I did just about the same thing, using a 24 inch length of dryer vent pipe.  Its the stuff that clips together to form a 6" round piece of tubing.  It comes from the store in a sort of flat, sort of trying-to-curl-up shape.  Costs like $5 or so from Lowe's.  I put two 54watt CFLs in the very center of the inside of the curl.  Works pretty good, and I happened to have the first length of vent pipe laying around the house, so it was sorta free.  

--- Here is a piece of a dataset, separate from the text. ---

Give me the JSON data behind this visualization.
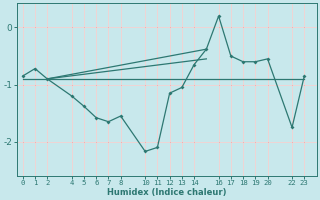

BTW, I buy old lamps from Goodwill or Salvation Army thrift stores for like 50 cents or a buck apiece.  Use the sockets and cords for the hoods, and the lampshades for hats.  Down here in the ghetto, its all good.


----------



## DonJones (Jul 26, 2009)

Zipflip,

Considering that people are putting T-5 high out put lamps right down the middle of their plants, I wouldn't think that a 554 watt CFL would generate enough heat to be a concern about the reflector reflecting not only the visible light but the infrared too.

If I remember correctly, the last time I messed with a CFL, I was easily able to just shut it off and immediately unscrew it from the socket without needing to let it cool off.  That doesn't sound like very much heat to me.

If you are worried about shiny tin(actually aluminum) foil reflecting too much heat (Infrared) you can just use the dull side towards the light.

Better cautious that sorry though.

Don Jones


----------